A new phone scam supposedly from Orange is trying to keep you on the phone as long as possible to extract money from you, without you even realizing it.
L’UFC-What to choose alerts us to a new rather elaborate phone scam that is currently on the rise. If you are being warned, it is because this scam is based on a vicious technique that can be very difficult to detect.
To fully understand how it works, theUFC-What to Choose tells us the story of Gisèle, an 88-year-old Norman who was had on March 25th. That day, she receives a call from a person posing as an Orange employee, informing her that the operator needs to perform checks on her line. She therefore asks him to call her back. TheUFC-What to Choose explains that, if Gisèle was not wary, it is because the call really seemed to come from Orange. Not only did the person on the line know the terms of their phone subscriptions inside out and didn’t have any specific accent, the request seemed quite legitimate.
“After 40 minutes of waiting, she ended up hanging up, but the person called her back and asked her to stay on the line.” relates his daughter to theUFC-What to Choose. There, Gisèle begins to wonder, but is explained to her that this call is indeed free. “She even scared him by telling him that if she did not do so, they would cut off her phone and television” specifies Gisèle’s daughter.
€ 355 off-package
After several calls made over three days, Gisèle finally discovers the pot aux roses on her telephone bill: € 355 extra for premium rate calls made in Africa. You will understand: the person on the phone was absolutely not an employee of Orange. The aim of the scam was therefore to push the victim to call back a surcharged number as long as possible. To top it off, no recourse is possible withOrange.
How to recognize this scam?
These types of calls are said to proliferate now, mainly from Lesotho, Liberia and Burandi. Their number has even tripled since the start of the health crisis, according to Orange. So how do you spot the scam if it happens to you? First of all, theUFC-What to Choose finds that the calling number usually starts with 00, but it can vary, which is not a reliable indicator.

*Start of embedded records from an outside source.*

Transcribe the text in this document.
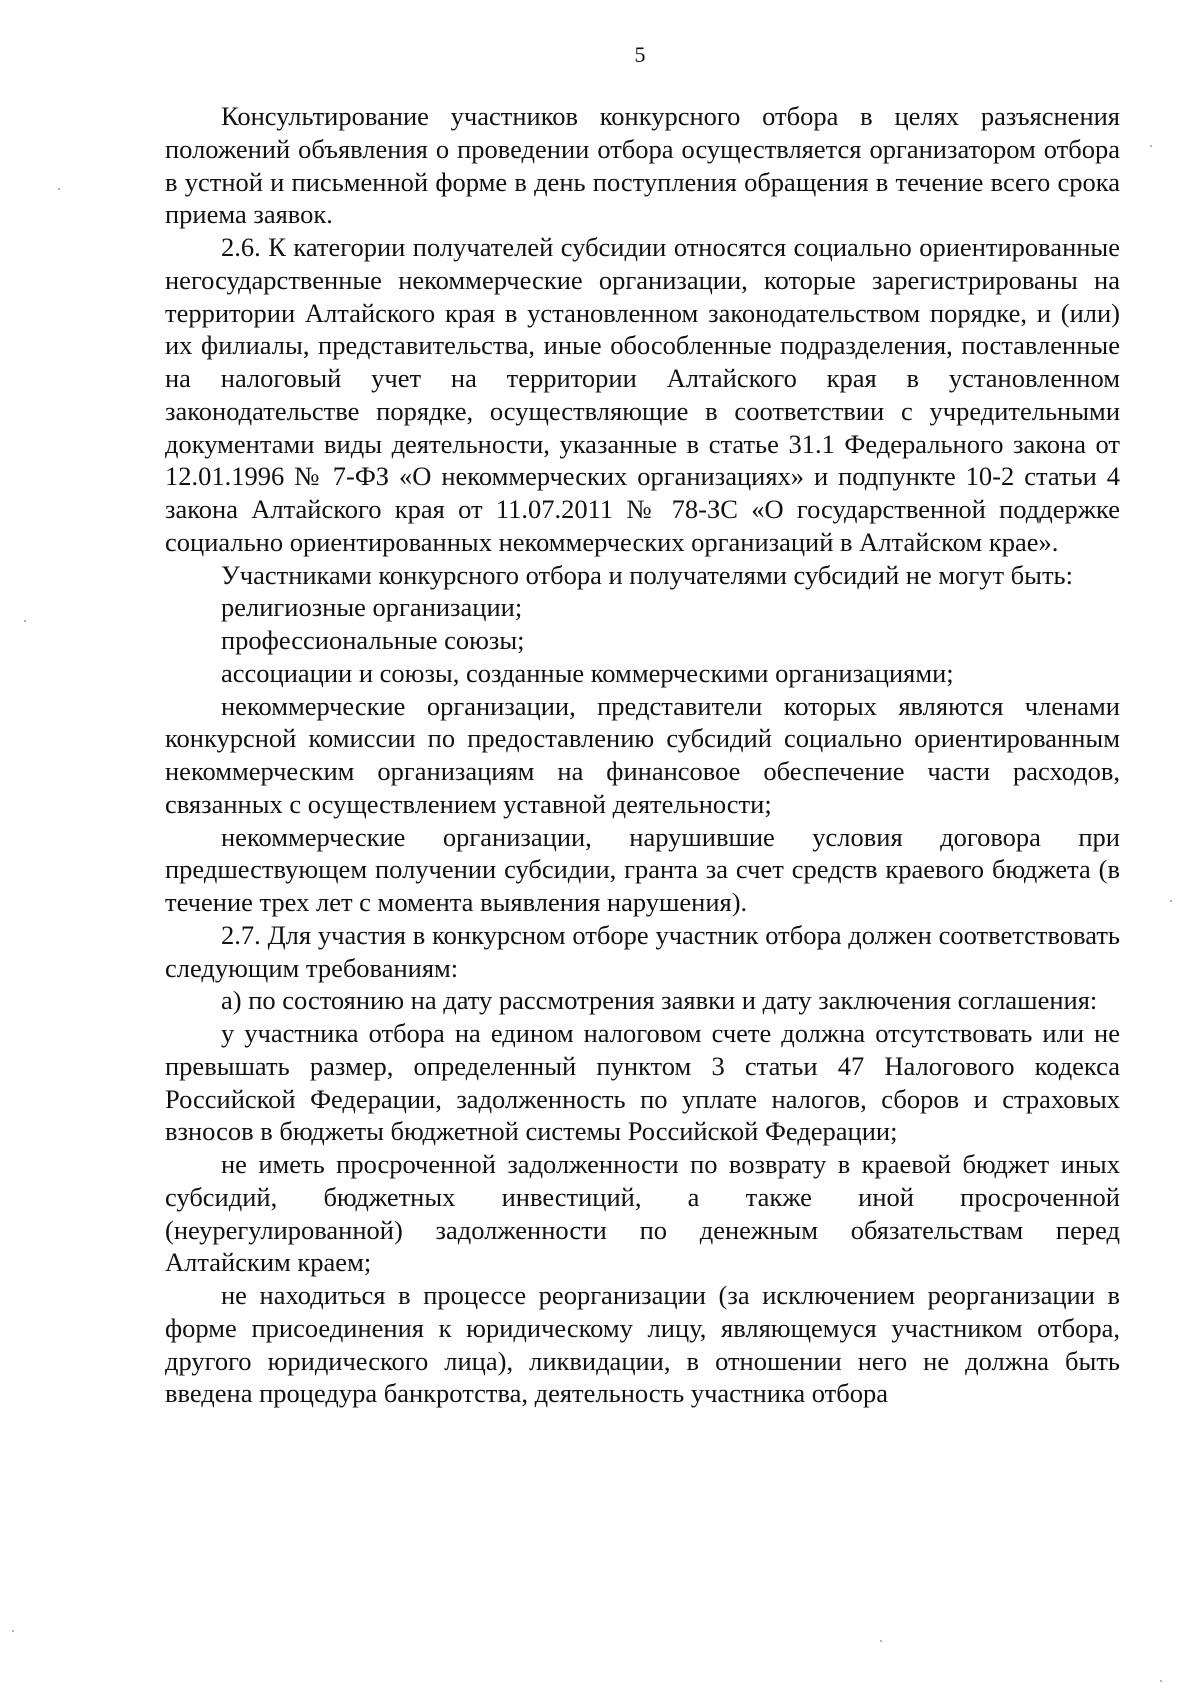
5

Консультирование участников конкурсного отбора в целях разъяснения положений объявления о проведении отбора осуществляется организатором отбора в устной и письменной форме в день поступления обращения в течение всего срока приема заявок.

2.6. К категории получателей субсидии относятся социально ориентированные негосударственные некоммерческие организации, которые зарегистрированы на территории Алтайского края в установленном законодательством порядке, и (или) их филиалы, представительства, иные обособленные подразделения, поставленные на налоговый учет на территории Алтайского края в установленном законодательстве порядке, осуществляющие в соответствии с учредительными документами виды деятельности, указанные в статье 31.1 Федерального закона от 12.01.1996 № 7-ФЗ «О некоммерческих организациях» и подпункте 10-2 статьи 4 закона Алтайского края от 11.07.2011 № 78-ЗС «О государственной поддержке социально ориентированных некоммерческих организаций в Алтайском крае».

Участниками конкурсного отбора и получателями субсидий не могут быть:

религиозные организации;

профессиональные союзы;

ассоциации и союзы, созданные коммерческими организациями;

некоммерческие организации, представители которых являются членами конкурсной комиссии по предоставлению субсидий социально ориентированным некоммерческим организациям на финансовое обеспечение части расходов, связанных с осуществлением уставной деятельности;

некоммерческие организации, нарушившие условия договора при предшествующем получении субсидии, гранта за счет средств краевого бюджета (в течение трех лет с момента выявления нарушения).

2.7. Для участия в конкурсном отборе участник отбора должен соответствовать следующим требованиям:

а) по состоянию на дату рассмотрения заявки и дату заключения соглашения:

у участника отбора на едином налоговом счете должна отсутствовать или не превышать размер, определенный пунктом 3 статьи 47 Налогового кодекса Российской Федерации, задолженность по уплате налогов, сборов и страховых взносов в бюджеты бюджетной системы Российской Федерации;

не иметь просроченной задолженности по возврату в краевой бюджет иных субсидий, бюджетных инвестиций, а также иной просроченной (неурегулированной) задолженности по денежным обязательствам перед Алтайским краем;

не находиться в процессе реорганизации (за исключением реорганизации в форме присоединения к юридическому лицу, являющемуся участником отбора, другого юридического лица), ликвидации, в отношении него не должна быть введена процедура банкротства, деятельность участника отбора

We advise you instead to rely on the testimony below to make your arrangements if the same pattern emerges during a phone call.
As a general rule, always be on your guard when you do not recognize the incoming number. If you are invited to call back a number, do not do so, since it could very well be a premium rate number. Also, avoid redialing missed unknown numbers. Finally, if the request seems really legitimate, go instead through the customer service number of the operator or the company that contacted you. Note that you can also contact your operator to block all premium rate calls, which may well save you future inconvenience.